Une enquête de l’Associated Press suggère que les personnes qui sont ciblées ainsi sont souvent des hommes pauvres : ce peuvent être un pêcheur, un chauffeur de moto-taxi, un conducteur de bus, vivant dans des maisons en parpaings, avec un accès irrégulier à l’eau et à l’électricité, gagnant environ 500 dollars par traversée.
Si ces hommes étaient coupables, leurs crimes seraient jugés passibles de prison — pas d’une mort lente et atroce.
Que révèle, selon vous, cette célébration de la mort ?
Elle nous éloigne de beaucoup des débats sur le droit des conflits armés, la Constitution ou même la morale chrétienne qui poussa Augustin à formuler une première théorie de la guerre juste.
Nous sommes dans le Colisée — un Colisée numérique, qui nous permet d’assister au spectacle sans quitter notre salon, d’entendre les clameurs de la foule et de subir la même blessure morale qu’Alypius il y a plus de 1 600 ans.
Y a-t-il une différence substantielle entre ces mises en scène et la revendication de cette violence impériale, dissimulée lors des attaques de drones ou de la guerre d’Irak ?
C’est une question complexe, mais je peux vous répondre à partir de mon expérience.
Il y a vingt ans, j’ai rejoint les Marines parce que je pensais que le métier des armes était honorable. Son honneur tient à la fois à la compétence martiale et au respect d’un code de conduite. L’entraînement militaire vise la formation du caractère, enseignant des vertus autant que des tactiques.
La barbarie, en revanche, souille tous ceux qui portent — ou ont porté — l’uniforme. Le goût de la cruauté transforme une vocation noble en simple brutalité.
Augustin écrivait : « Les vrais maux de la guerre sont l’amour de la violence, la cruauté vengeresse, l’hostilité implacable, la résistance sauvage et la soif de domination. » Il pensait que ces pulsions animaient les guerres du monde païen.
Nous serions naïfs de croire qu’elles ne nous traversent plus — mais nous devons être capables de reconnaître la différence des effets produits par l’administration américaine.
Dans La Cité de Dieu, Augustin distingue les peuples unis par des amours communs de ceux dominés par la soif de domination.
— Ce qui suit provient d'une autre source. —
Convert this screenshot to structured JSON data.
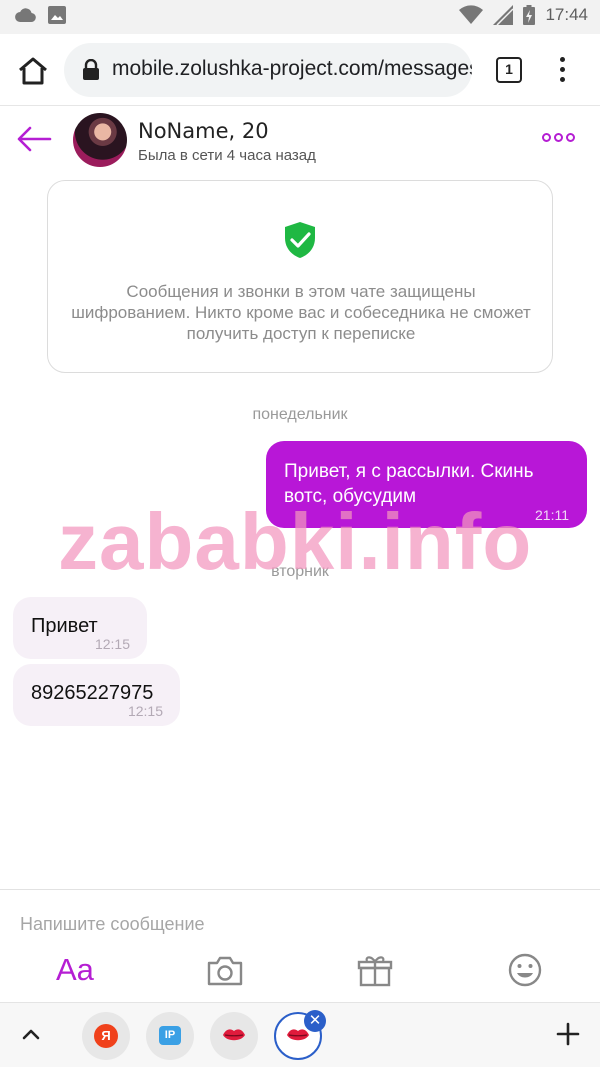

Un président qui souhaite diriger une nation unie par des valeurs partagées pourrait offrir quelque chose comme le second discours d’investiture de Lincoln, empreint de tristesse face à la guerre, sans triomphalisme, reconnaissant les fautes des deux camps et appelant à combattre « sans malice envers personne, avec charité pour tous ».
Pour une nation vouée à la domination brutale, il faut au contraire une population qui se délecte des démonstrations de cruauté.
La glorification de la mort, les mèmes déshumanisant sur la souffrance d’autrui, les promesses de violence assorties de justifications dérisoires convergent vers le même point.
Nous sommes loin de la nation chrétienne à laquelle Lincoln pensait s’adresser.
Mais une question intime demeure, aux conséquences politiques immenses : puisque nous nous abreuverons tous, chaque jour, de cette folie cruelle, comment protéger nos âmes ?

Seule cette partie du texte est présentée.